Parliament will, in all the railways it may grant, _limit the speed

to eight or nine miles an hour_, which we entirely agree, with Mr.

Sylvester, is as great as can be ventured upon."

This article referred to Stephenson's proposition to use his newly

invented locomotive instead of horses on the Liverpool and Manchester

Railway, then in process of construction. The company referred the

matter to two leading English engineers, who reported that steam would

be desirable only when used in stationary engines one and a half miles

apart, drawing the cars by means of ropes and pulleys.

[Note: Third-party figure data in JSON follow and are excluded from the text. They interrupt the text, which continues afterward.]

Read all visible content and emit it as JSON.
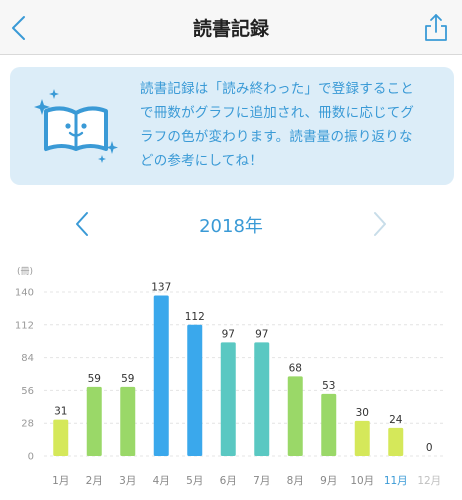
{
  "header": {
    "title": "読書記録",
    "back_icon": "chevron-left-icon",
    "share_icon": "share-icon"
  },
  "info": {
    "lines": [
      "読書記録は「読み終わった」で登録すること",
      "で冊数がグラフに追加され、冊数に応じてグ",
      "ラフの色が変わります。読書量の振り返りな",
      "どの参考にしてね！"
    ],
    "illustration": "smiling-book-icon"
  },
  "year_nav": {
    "label": "2018年",
    "prev_icon": "chevron-left-icon",
    "next_icon": "chevron-right-icon"
  },
  "colors": {
    "accent": "#3a9ad6",
    "nav_disabled": "#c8dde9"
  },
  "chart_data": {
    "type": "bar",
    "unit_label": "(冊)",
    "categories": [
      "1月",
      "2月",
      "3月",
      "4月",
      "5月",
      "6月",
      "7月",
      "8月",
      "9月",
      "10月",
      "11月",
      "12月"
    ],
    "values": [
      31,
      59,
      59,
      137,
      112,
      97,
      97,
      68,
      53,
      30,
      24,
      0
    ],
    "data_labels": [
      "31",
      "59",
      "59",
      "137",
      "112",
      "97",
      "97",
      "68",
      "53",
      "30",
      "24",
      "0"
    ],
    "bar_colors": [
      "#d5e85a",
      "#9ad868",
      "#9ad868",
      "#3aa8ec",
      "#3aa8ec",
      "#5ac8c2",
      "#5ac8c2",
      "#9ad868",
      "#9ad868",
      "#d5e85a",
      "#d5e85a",
      "#d5e85a"
    ],
    "yticks": [
      0,
      28,
      56,
      84,
      112,
      140
    ],
    "ylim": [
      0,
      140
    ],
    "grid": true,
    "highlight_category": "11月",
    "highlight_color": "#3a9ad6",
    "muted_category": "12月",
    "muted_color": "#c0c0c0"
  }
}
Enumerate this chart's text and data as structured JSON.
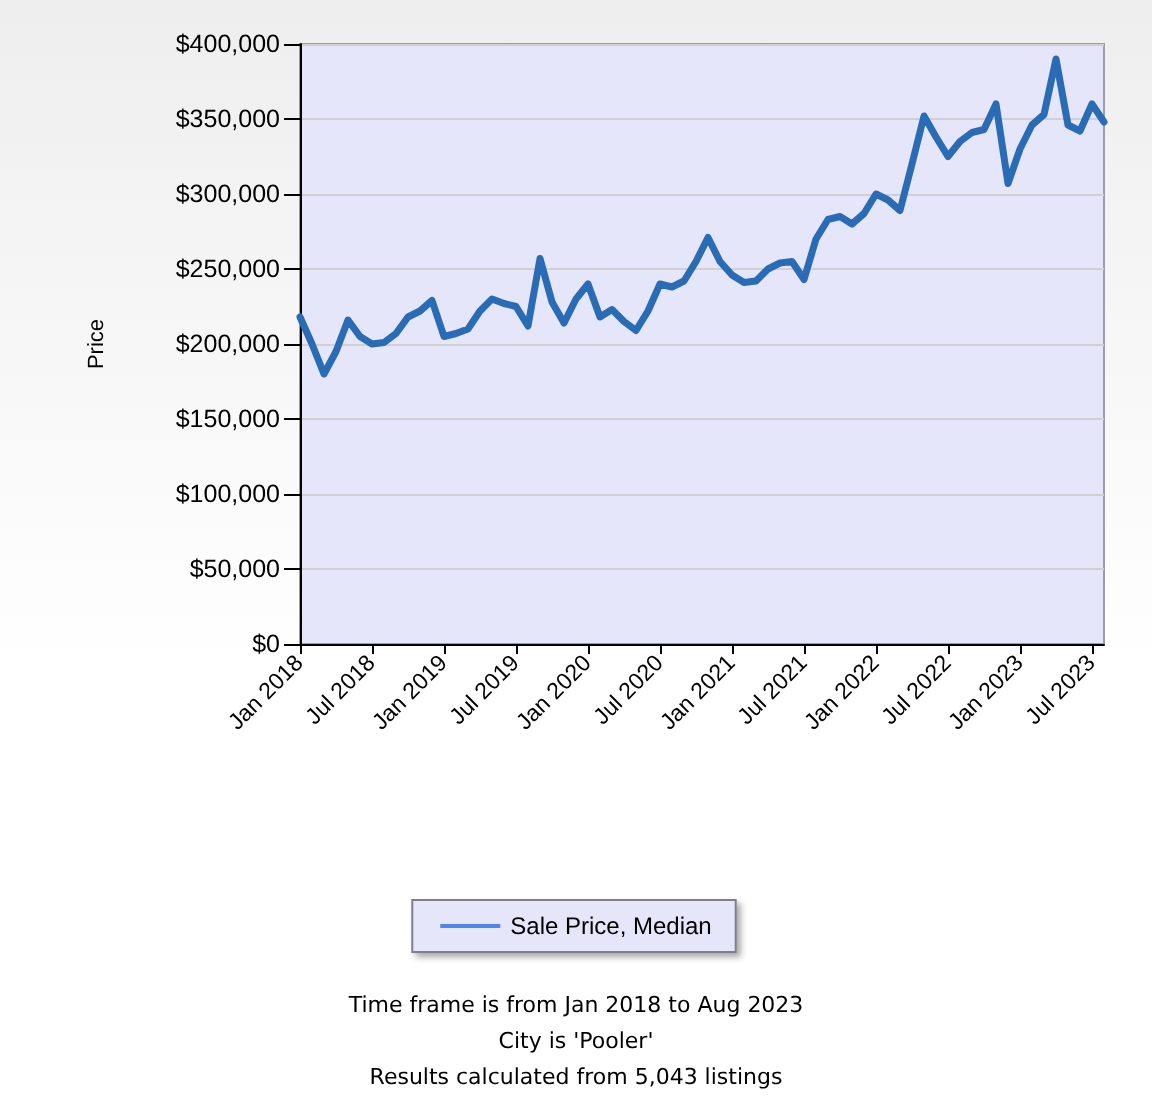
{
  "chart_data": {
    "type": "line",
    "ylabel": "Price",
    "categories": [
      "Jan 2018",
      null,
      null,
      null,
      null,
      null,
      "Jul 2018",
      null,
      null,
      null,
      null,
      null,
      "Jan 2019",
      null,
      null,
      null,
      null,
      null,
      "Jul 2019",
      null,
      null,
      null,
      null,
      null,
      "Jan 2020",
      null,
      null,
      null,
      null,
      null,
      "Jul 2020",
      null,
      null,
      null,
      null,
      null,
      "Jan 2021",
      null,
      null,
      null,
      null,
      null,
      "Jul 2021",
      null,
      null,
      null,
      null,
      null,
      "Jan 2022",
      null,
      null,
      null,
      null,
      null,
      "Jul 2022",
      null,
      null,
      null,
      null,
      null,
      "Jan 2023",
      null,
      null,
      null,
      null,
      null,
      "Jul 2023",
      null
    ],
    "series": [
      {
        "name": "Sale Price, Median",
        "color": "#2a6bb5",
        "values": [
          218000,
          200000,
          180000,
          195000,
          216000,
          205000,
          200000,
          201000,
          207000,
          218000,
          222000,
          229000,
          205000,
          207000,
          210000,
          222000,
          230000,
          227000,
          225000,
          212000,
          257000,
          228000,
          214000,
          230000,
          240000,
          218000,
          223000,
          215000,
          209000,
          222000,
          240000,
          238000,
          242000,
          255000,
          271000,
          255000,
          246000,
          241000,
          242000,
          250000,
          254000,
          255000,
          243000,
          270000,
          283000,
          285000,
          280000,
          287000,
          300000,
          296000,
          289000,
          320000,
          352000,
          338000,
          325000,
          335000,
          341000,
          343000,
          360000,
          307000,
          330000,
          346000,
          353000,
          390000,
          346000,
          342000,
          360000,
          348000
        ]
      }
    ],
    "ylim": [
      0,
      400000
    ],
    "yticks": [
      {
        "value": 0,
        "label": "$0"
      },
      {
        "value": 50000,
        "label": "$50,000"
      },
      {
        "value": 100000,
        "label": "$100,000"
      },
      {
        "value": 150000,
        "label": "$150,000"
      },
      {
        "value": 200000,
        "label": "$200,000"
      },
      {
        "value": 250000,
        "label": "$250,000"
      },
      {
        "value": 300000,
        "label": "$300,000"
      },
      {
        "value": 350000,
        "label": "$350,000"
      },
      {
        "value": 400000,
        "label": "$400,000"
      }
    ],
    "grid": "y",
    "legend": "bottom",
    "annotations": [
      "Time frame is from Jan 2018 to Aug 2023",
      "City is 'Pooler'",
      "Results calculated from 5,043 listings"
    ]
  }
}
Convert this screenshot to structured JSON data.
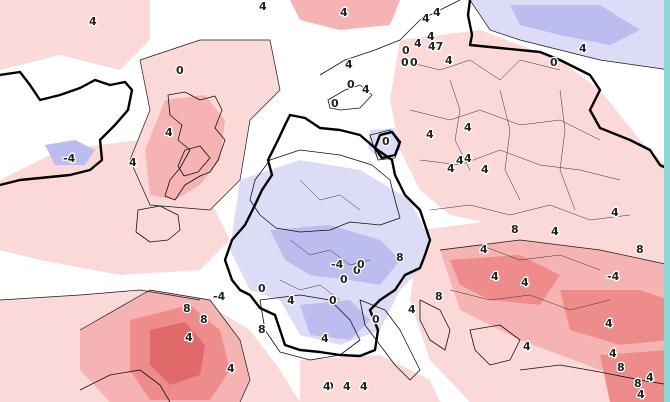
{
  "map": {
    "colors": {
      "background": "#ffffff",
      "warm_light": "#fbd9d9",
      "warm_medium": "#f6b3b3",
      "warm_strong": "#ee8c8c",
      "warm_deep": "#e06a6a",
      "cold_light": "#dcdcf6",
      "cold_medium": "#bcbcee",
      "zero_line": "#000000",
      "edge_strip": "#8ed8d8"
    },
    "labels": [
      {
        "id": "l1",
        "text": "4"
      },
      {
        "id": "l2",
        "text": "4"
      },
      {
        "id": "l3",
        "text": "4"
      },
      {
        "id": "l4",
        "text": "0"
      },
      {
        "id": "l5",
        "text": "4"
      },
      {
        "id": "l6",
        "text": "4"
      },
      {
        "id": "l7",
        "text": "4"
      },
      {
        "id": "l8",
        "text": "0"
      },
      {
        "id": "l9",
        "text": "4"
      },
      {
        "id": "l10",
        "text": "0"
      },
      {
        "id": "l11",
        "text": "0"
      },
      {
        "id": "l12",
        "text": "4"
      },
      {
        "id": "l13",
        "text": "47"
      },
      {
        "id": "l14",
        "text": "0"
      },
      {
        "id": "l15",
        "text": "4"
      },
      {
        "id": "l16",
        "text": "4"
      },
      {
        "id": "l17",
        "text": "0"
      },
      {
        "id": "l18",
        "text": "0"
      },
      {
        "id": "l19",
        "text": "4"
      },
      {
        "id": "l20",
        "text": "4"
      },
      {
        "id": "l21",
        "text": "4"
      },
      {
        "id": "l22",
        "text": "4"
      },
      {
        "id": "l23",
        "text": "4"
      },
      {
        "id": "l24",
        "text": "4"
      },
      {
        "id": "l25",
        "text": "4"
      },
      {
        "id": "l26",
        "text": "4"
      },
      {
        "id": "l27",
        "text": "-4"
      },
      {
        "id": "l28",
        "text": "4"
      },
      {
        "id": "l29",
        "text": "0"
      },
      {
        "id": "l30",
        "text": "0"
      },
      {
        "id": "l31",
        "text": "0"
      },
      {
        "id": "l32",
        "text": "8"
      },
      {
        "id": "l33",
        "text": "8"
      },
      {
        "id": "l34",
        "text": "4"
      },
      {
        "id": "l35",
        "text": "4"
      },
      {
        "id": "l36",
        "text": "4"
      },
      {
        "id": "l37",
        "text": "8"
      },
      {
        "id": "l38",
        "text": "4"
      },
      {
        "id": "l39",
        "text": "4"
      },
      {
        "id": "l40",
        "text": "-4"
      },
      {
        "id": "l41",
        "text": "0"
      },
      {
        "id": "l42",
        "text": "4"
      },
      {
        "id": "l43",
        "text": "-4"
      },
      {
        "id": "l44",
        "text": "0"
      },
      {
        "id": "l45",
        "text": "4"
      },
      {
        "id": "l46",
        "text": "8"
      },
      {
        "id": "l47",
        "text": "8"
      },
      {
        "id": "l48",
        "text": "4"
      },
      {
        "id": "l49",
        "text": "8"
      },
      {
        "id": "l50",
        "text": "4"
      },
      {
        "id": "l51",
        "text": "8"
      },
      {
        "id": "l52",
        "text": "4"
      },
      {
        "id": "l53",
        "text": "4"
      },
      {
        "id": "l54",
        "text": "4"
      },
      {
        "id": "l55",
        "text": "8"
      },
      {
        "id": "l56",
        "text": "8"
      },
      {
        "id": "l57",
        "text": "4"
      },
      {
        "id": "l58",
        "text": "4"
      },
      {
        "id": "l59",
        "text": "0"
      },
      {
        "id": "l60",
        "text": "4"
      },
      {
        "id": "l61",
        "text": "4"
      },
      {
        "id": "l62",
        "text": "4"
      },
      {
        "id": "l63",
        "text": "0"
      },
      {
        "id": "l64",
        "text": "0"
      },
      {
        "id": "l65",
        "text": "-4"
      },
      {
        "id": "l66",
        "text": "4"
      }
    ]
  }
}
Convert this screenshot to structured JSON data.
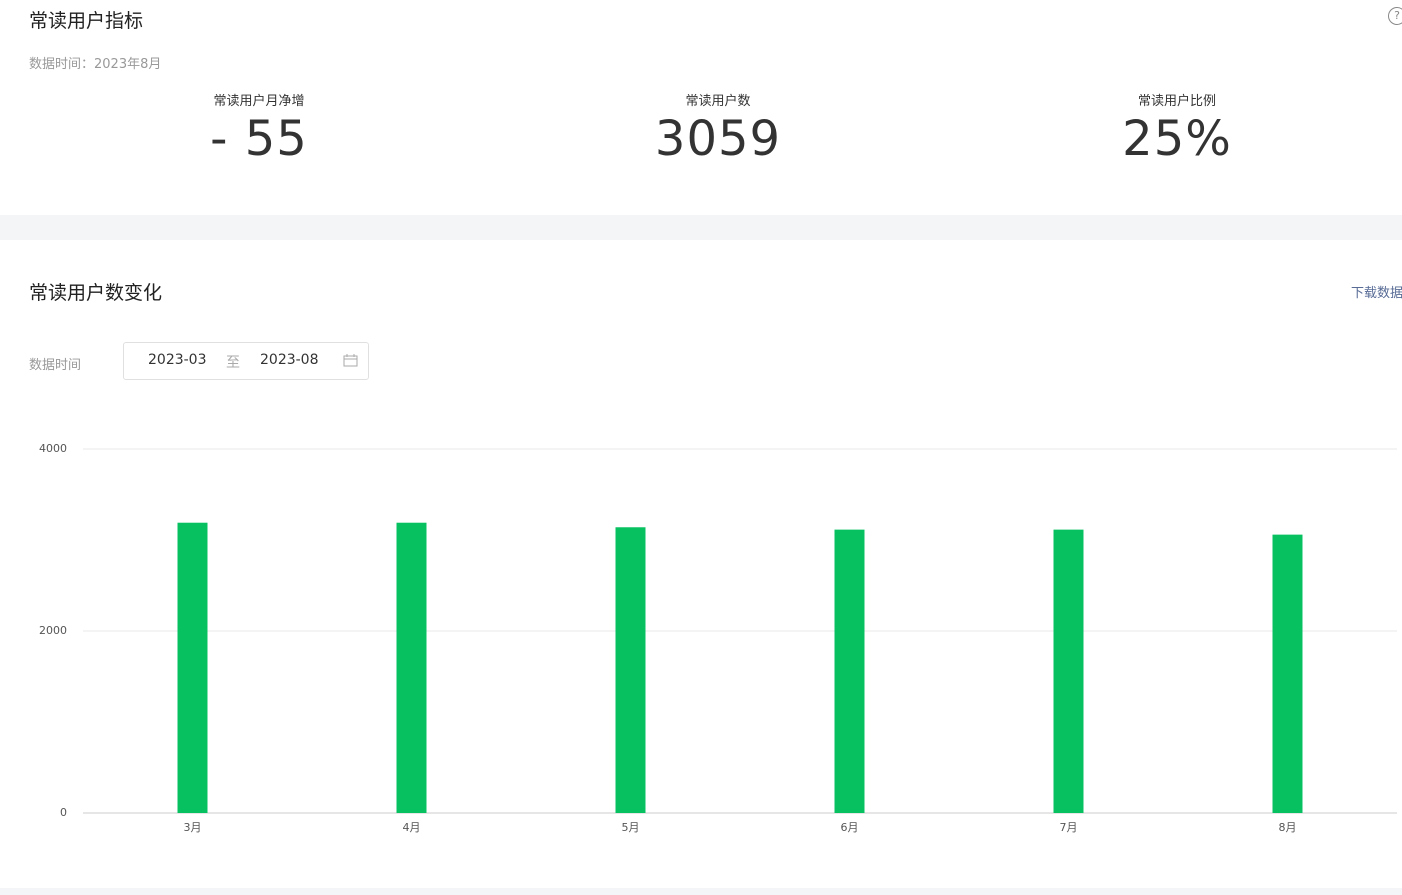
{
  "metrics_panel": {
    "title": "常读用户指标",
    "help_icon": "?",
    "data_time": "数据时间：2023年8月",
    "metrics": [
      {
        "label": "常读用户月净增",
        "value": "- 55"
      },
      {
        "label": "常读用户数",
        "value": "3059"
      },
      {
        "label": "常读用户比例",
        "value": "25%"
      }
    ]
  },
  "trend_panel": {
    "title": "常读用户数变化",
    "download": "下载数据",
    "date_label": "数据时间",
    "date_start": "2023-03",
    "date_sep": "至",
    "date_end": "2023-08"
  },
  "chart_data": {
    "type": "bar",
    "categories": [
      "3月",
      "4月",
      "5月",
      "6月",
      "7月",
      "8月"
    ],
    "values": [
      3190,
      3190,
      3140,
      3114,
      3114,
      3059
    ],
    "color": "#07c160",
    "ylim": [
      0,
      4000
    ],
    "yticks": [
      0,
      2000,
      4000
    ],
    "grid": true
  }
}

But Stephenson persuaded them to test his idea by offering a prize of

about twenty-five hundred dollars for the best locomotive produced at a

trial to take place October 6, 1829. On the eventful day, long waited

for, thousands of spectators assembled to watch the competition of four

engines, the "Novelty," the "Rocket," the "Perseverance," and the

"Sanspareil." The "Perseverance" could make but six miles an hour, and

so was ruled out, as the conditions called for at least ten. The

"Sanspareil" made an average of fourteen miles an hour, but as it burst

a water-pipe it lost its chance. The "Novelty" did splendidly, but also

burst a pipe, and was crowded out, leaving the "Rocket" to carry off

the honors with an average speed of fifteen miles an hour, the highest

rate attained being twenty-nine. This was Stephenson's locomotive, and

so fully vindicated his theory that the idea of stationary engines on

a railroad was completely exploded. He had picked up the fixed engines

which the genius of Watt had devised, and set them on wheels to draw

men and merchandise, against the most direful predictions of the

foremost engineers of his day.

[Footnote: See Smiles' "Life of George Stephenson" (new ed., 1874);

Jeaffreson and Pole's "Life of Robert Stephenson" (1864), and article

in Johnson's Cyclopedia, Vol. VII., p. 740.]